The final selection of chamber orchestra section of the evening was “Por Una Cabeza” by Alfredo Le Pera and Carlos Garbel, featuring soloist Liesl Co on violin.
The rest of the orchestra joined the chamber orchestra on stage for the conclusion of the string’s segment.
The orchestra performed the masterpiece “Recuerdos de la Alhambra” by Francisco Tarrega, featuring soloist Jessenia Moreno, the beautiful notes of the piece rising through the auditorium. The song was written in 1896 after the composer visited the Alhambra in Granada while under the patronage of Conxa Martínez.
They also played “Overture to the Wind” by Kirt Mosier, featuring several solo violinists Liesl Co and Thommy Baez Santana, as well as violist Ryan Rajpal.
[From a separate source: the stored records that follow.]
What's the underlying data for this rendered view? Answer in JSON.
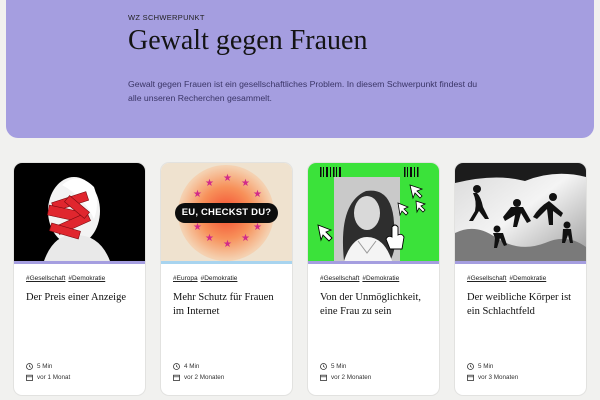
{
  "hero": {
    "kicker": "WZ SCHWERPUNKT",
    "title": "Gewalt gegen Frauen",
    "description": "Gewalt gegen Frauen ist ein gesellschaftliches Problem. In diesem Schwerpunkt findest du alle unseren Recherchen gesammelt.",
    "background_color": "#a59ee0"
  },
  "cards": [
    {
      "tags": [
        "#Gesellschaft",
        "#Demokratie"
      ],
      "title": "Der Preis einer Anzeige",
      "duration": "5 Min",
      "age": "vor 1 Monat",
      "accent": "#a59ee0"
    },
    {
      "tags": [
        "#Europa",
        "#Demokratie"
      ],
      "title": "Mehr Schutz für Frauen im Internet",
      "duration": "4 Min",
      "age": "vor 2 Monaten",
      "accent": "#a8d4ef",
      "image_text": "EU, CHECKST DU?"
    },
    {
      "tags": [
        "#Gesellschaft",
        "#Demokratie"
      ],
      "title": "Von der Unmöglichkeit, eine Frau zu sein",
      "duration": "5 Min",
      "age": "vor 2 Monaten",
      "accent": "#a59ee0"
    },
    {
      "tags": [
        "#Gesellschaft",
        "#Demokratie"
      ],
      "title": "Der weibliche Körper ist ein Schlachtfeld",
      "duration": "5 Min",
      "age": "vor 3 Monaten",
      "accent": "#a59ee0"
    }
  ],
  "icons": {
    "duration": "clock-icon",
    "age": "calendar-icon"
  }
}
Through frenzied strokes of the strings’ bows, the song expressed the different moods of a storm.
“My favorite song was ‘Overture to the Wind,’” said Nguyen. “I was just in the moment. To be playing that song with all the speed changes and volume changes was amazing. I’m speechless.”
“Thank you for coming out tonight and supporting us,” Lee said. “It’s an honor to teach your children, and I wish you all the best this holiday season.”
The Concert Band concluded the evening with three songs they have been hard at work preparing, beginning with Irish folk song, “Celtic Suite,” by Elliot Del Borgo, a favorite of the students. Each section of the band displayed their talent.
“They’ve been practicing some of this music since September,” Haughwout said. “They really are dedicated and put their hearts into it.”
Performing “Christmas Celebration” by Kenny Bierschenk, the concert band played a medley of holiday songs, including ‘O Come, O Come, Emmanuel,’ ‘The First Noel,’ ‘Here We Come A-Wassailing,’ and several other Christmas classics, filling the auditorium with joy.
Haughwout took a moment to recognize the families who support the students day in and day out.
“I’d like to thank you for coming out supporting your student’s music education,” said Haughwout. “Without you, they wouldn’t be sitting here as dedicated as they are to play this fabulous music for you.”
They concluded the concert with “Everest: The Forbidden Journey” by Rob Romeyn, featuring soloist Emily Wong on flute, painting a magical image with the harmonic sounds of the instruments and building to a dramatic ending.
The 2019 SPHS Winter Concert brought joy to those who attended and pride to the dedicated students whose talents were evident in the results of their work.
“We practiced really hard, and we have no regrets,” said Joyner. “We’re proud of what we did.”
“On behalf the music department I wish everyone a very happy and safe holiday,” Haughwout said. “Thank you very much for coming.”